You also would need more than one VGA card if you want to have more than one monitor attached, right? And a Raspberry Pi Zero 2 is a lot cheaper than a FPGA IC. 

Actually, that sounds like you can do it all immediately and show us your idea in action. Take the CPLink, attach a Raspberry, write a PoC and some drivers. Then I am pretty sure someone will pick it up and check out if it can be done more powerful or more end-user ready. As the drivers then just need to be adjusted, it would almost instantly have software support and can be adopted by the community. 

zhulien

Quote from: eto on 12:09, 23 September 23
Quote from: zhulien on 05:53, 20 September 23Yes, this should be possible on CPLINK but I am wanting more than 1 and multiple CPLINK + multiple PIs are more expensive than a VGA text output card.

You also would need more than one VGA card if you want to have more than one monitor attached, right? And a Raspberry Pi Zero 2 is a lot cheaper than a FPGA IC.

Actually, that sounds like you can do it all immediately and show us your idea in action. Take the CPLink, attach a Raspberry, write a PoC and some drivers. Then I am pretty sure someone will pick it up and check out if it can be done more powerful or more end-user ready. As the drivers then just need to be adjusted, it would almost instantly have software support and can be adopted by the community.

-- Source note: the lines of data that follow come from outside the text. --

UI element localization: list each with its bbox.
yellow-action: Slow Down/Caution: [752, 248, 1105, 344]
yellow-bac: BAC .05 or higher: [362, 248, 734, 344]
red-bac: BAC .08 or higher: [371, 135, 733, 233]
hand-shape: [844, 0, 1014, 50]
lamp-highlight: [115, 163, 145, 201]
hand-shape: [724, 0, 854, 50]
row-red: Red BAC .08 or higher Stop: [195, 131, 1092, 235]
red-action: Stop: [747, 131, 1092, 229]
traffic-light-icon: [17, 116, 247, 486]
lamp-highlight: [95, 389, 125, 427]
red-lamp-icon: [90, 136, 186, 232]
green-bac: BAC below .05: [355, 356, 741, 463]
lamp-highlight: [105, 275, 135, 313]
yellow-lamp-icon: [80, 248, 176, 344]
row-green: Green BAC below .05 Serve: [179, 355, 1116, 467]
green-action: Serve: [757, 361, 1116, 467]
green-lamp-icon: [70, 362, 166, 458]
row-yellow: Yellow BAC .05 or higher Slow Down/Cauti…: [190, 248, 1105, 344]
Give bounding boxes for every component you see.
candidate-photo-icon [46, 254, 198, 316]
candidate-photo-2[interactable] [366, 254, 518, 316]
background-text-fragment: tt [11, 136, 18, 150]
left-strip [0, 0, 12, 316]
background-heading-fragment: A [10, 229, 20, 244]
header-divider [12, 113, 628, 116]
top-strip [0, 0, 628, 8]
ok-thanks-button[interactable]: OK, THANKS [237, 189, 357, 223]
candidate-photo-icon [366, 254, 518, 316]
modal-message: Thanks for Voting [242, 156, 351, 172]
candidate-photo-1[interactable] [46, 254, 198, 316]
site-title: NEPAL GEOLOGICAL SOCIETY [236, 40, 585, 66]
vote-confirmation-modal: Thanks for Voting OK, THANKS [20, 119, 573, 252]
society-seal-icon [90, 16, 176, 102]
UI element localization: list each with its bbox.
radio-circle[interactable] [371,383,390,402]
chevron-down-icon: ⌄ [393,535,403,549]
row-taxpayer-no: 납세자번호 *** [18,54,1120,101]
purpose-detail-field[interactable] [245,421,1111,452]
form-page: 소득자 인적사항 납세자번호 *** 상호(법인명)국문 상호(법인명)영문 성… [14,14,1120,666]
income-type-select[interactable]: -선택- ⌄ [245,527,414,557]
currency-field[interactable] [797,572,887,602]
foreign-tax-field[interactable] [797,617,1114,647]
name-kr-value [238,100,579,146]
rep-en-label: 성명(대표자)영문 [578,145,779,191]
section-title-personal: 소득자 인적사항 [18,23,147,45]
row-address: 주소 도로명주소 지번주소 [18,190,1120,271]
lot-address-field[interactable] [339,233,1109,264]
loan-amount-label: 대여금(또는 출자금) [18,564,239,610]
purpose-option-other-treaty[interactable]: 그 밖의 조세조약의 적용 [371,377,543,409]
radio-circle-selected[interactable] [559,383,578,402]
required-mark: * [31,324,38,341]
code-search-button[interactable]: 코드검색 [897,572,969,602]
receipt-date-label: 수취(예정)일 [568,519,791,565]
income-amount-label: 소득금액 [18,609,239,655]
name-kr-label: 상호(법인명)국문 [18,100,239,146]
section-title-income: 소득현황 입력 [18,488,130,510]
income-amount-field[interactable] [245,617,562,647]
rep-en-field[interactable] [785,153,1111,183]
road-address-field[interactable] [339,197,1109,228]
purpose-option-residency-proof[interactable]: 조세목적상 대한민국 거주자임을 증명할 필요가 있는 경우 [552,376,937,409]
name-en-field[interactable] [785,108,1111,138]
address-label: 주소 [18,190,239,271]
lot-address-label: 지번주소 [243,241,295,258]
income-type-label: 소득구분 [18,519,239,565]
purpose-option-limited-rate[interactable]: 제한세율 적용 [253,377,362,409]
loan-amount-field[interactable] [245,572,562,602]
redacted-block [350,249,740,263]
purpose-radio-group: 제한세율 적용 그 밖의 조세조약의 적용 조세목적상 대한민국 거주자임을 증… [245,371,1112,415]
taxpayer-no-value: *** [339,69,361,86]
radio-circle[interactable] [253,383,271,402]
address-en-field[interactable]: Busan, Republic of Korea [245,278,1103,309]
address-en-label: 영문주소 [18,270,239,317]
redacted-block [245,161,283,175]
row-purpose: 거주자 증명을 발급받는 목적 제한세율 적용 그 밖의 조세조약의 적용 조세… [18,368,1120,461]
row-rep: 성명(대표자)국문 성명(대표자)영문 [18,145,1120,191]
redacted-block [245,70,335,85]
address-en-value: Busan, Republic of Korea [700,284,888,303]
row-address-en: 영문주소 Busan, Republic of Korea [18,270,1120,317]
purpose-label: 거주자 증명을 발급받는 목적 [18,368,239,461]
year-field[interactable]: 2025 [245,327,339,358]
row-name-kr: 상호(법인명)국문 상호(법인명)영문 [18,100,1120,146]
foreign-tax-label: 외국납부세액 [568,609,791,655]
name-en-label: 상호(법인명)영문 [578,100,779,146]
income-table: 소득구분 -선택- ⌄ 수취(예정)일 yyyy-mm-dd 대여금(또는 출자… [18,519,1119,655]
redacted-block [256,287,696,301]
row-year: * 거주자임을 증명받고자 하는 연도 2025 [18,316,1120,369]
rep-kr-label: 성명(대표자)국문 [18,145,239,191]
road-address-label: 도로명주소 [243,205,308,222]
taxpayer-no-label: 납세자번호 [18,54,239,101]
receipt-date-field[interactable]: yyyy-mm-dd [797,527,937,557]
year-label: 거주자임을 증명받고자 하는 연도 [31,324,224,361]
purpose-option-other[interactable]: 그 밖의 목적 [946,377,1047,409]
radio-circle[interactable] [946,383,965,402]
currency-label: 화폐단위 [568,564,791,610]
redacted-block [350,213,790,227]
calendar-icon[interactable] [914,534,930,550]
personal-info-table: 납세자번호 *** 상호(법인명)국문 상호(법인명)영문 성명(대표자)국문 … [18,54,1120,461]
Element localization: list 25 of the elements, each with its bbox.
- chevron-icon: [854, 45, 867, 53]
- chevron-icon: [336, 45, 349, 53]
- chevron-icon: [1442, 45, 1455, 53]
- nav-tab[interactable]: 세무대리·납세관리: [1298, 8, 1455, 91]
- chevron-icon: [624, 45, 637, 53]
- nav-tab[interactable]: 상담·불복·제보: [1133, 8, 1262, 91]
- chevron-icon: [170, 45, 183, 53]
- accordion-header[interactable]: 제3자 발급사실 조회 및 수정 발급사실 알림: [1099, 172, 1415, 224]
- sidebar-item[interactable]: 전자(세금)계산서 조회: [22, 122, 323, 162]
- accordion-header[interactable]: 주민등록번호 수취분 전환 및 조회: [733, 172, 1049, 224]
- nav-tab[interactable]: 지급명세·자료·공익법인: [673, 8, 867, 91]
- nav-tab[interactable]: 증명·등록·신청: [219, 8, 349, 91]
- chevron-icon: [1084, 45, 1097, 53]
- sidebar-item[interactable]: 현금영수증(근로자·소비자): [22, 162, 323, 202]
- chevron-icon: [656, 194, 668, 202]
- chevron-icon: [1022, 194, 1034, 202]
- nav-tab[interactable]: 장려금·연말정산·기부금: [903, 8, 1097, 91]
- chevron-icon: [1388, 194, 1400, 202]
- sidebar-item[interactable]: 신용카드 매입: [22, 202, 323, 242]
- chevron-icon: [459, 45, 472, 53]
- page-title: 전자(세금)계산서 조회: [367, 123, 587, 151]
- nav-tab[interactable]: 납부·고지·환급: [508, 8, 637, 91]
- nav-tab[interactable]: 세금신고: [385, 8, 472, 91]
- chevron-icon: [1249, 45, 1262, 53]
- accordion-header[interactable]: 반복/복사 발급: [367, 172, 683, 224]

Yes, but how to do that?  I don't have a monitor capable of displaying a CPC currently at home where I live - I have to program on the real CPC periodically.  Besides that, I guess i can at least start the code on the pi side.  I will bring the pi home next time I go there.

SerErris

You need to connect the Pi to all address lines and all data lines + the control lines (WR at least), you can also monitor ROMEN as outlined by rpalmer above.

Then what you do whenever you have ~WR low, you grab the address lines and the data lines (maybe with two shift registers?) and then mirror the writes to &C000 - &FFFF to your vram. The rest is just interpreting that data regualary and outputting it to HDMI screen via the PI Z.

The first part is just logic (Read some pins and then read in two values, one 16bit and one 8bit). As the PI Zero has very few IO Pins (to few afaik for this), you would need to use some buffer device to catch the values, as they are only reliably there for 200-400 ns or so.

Those two would work:
SN74LS674  16bit shift register  Parallel In/Serial Out
SN74HCT165  8bit shift register Parallel In/Serial Out

Proud owner of 2 Schneider CPC 464, 1 Schneider CPC 6128, GT65 and lots of books
Still learning all the details on how things work.

SerErris

So something along this lines (i had no 74LS674, so I used 2 8bit shift registers with daisy chaining).

Proud owner of 2 Schneider CPC 464, 1 Schneider CPC 6128, GT65 and lots of books
Still learning all the details on how things work.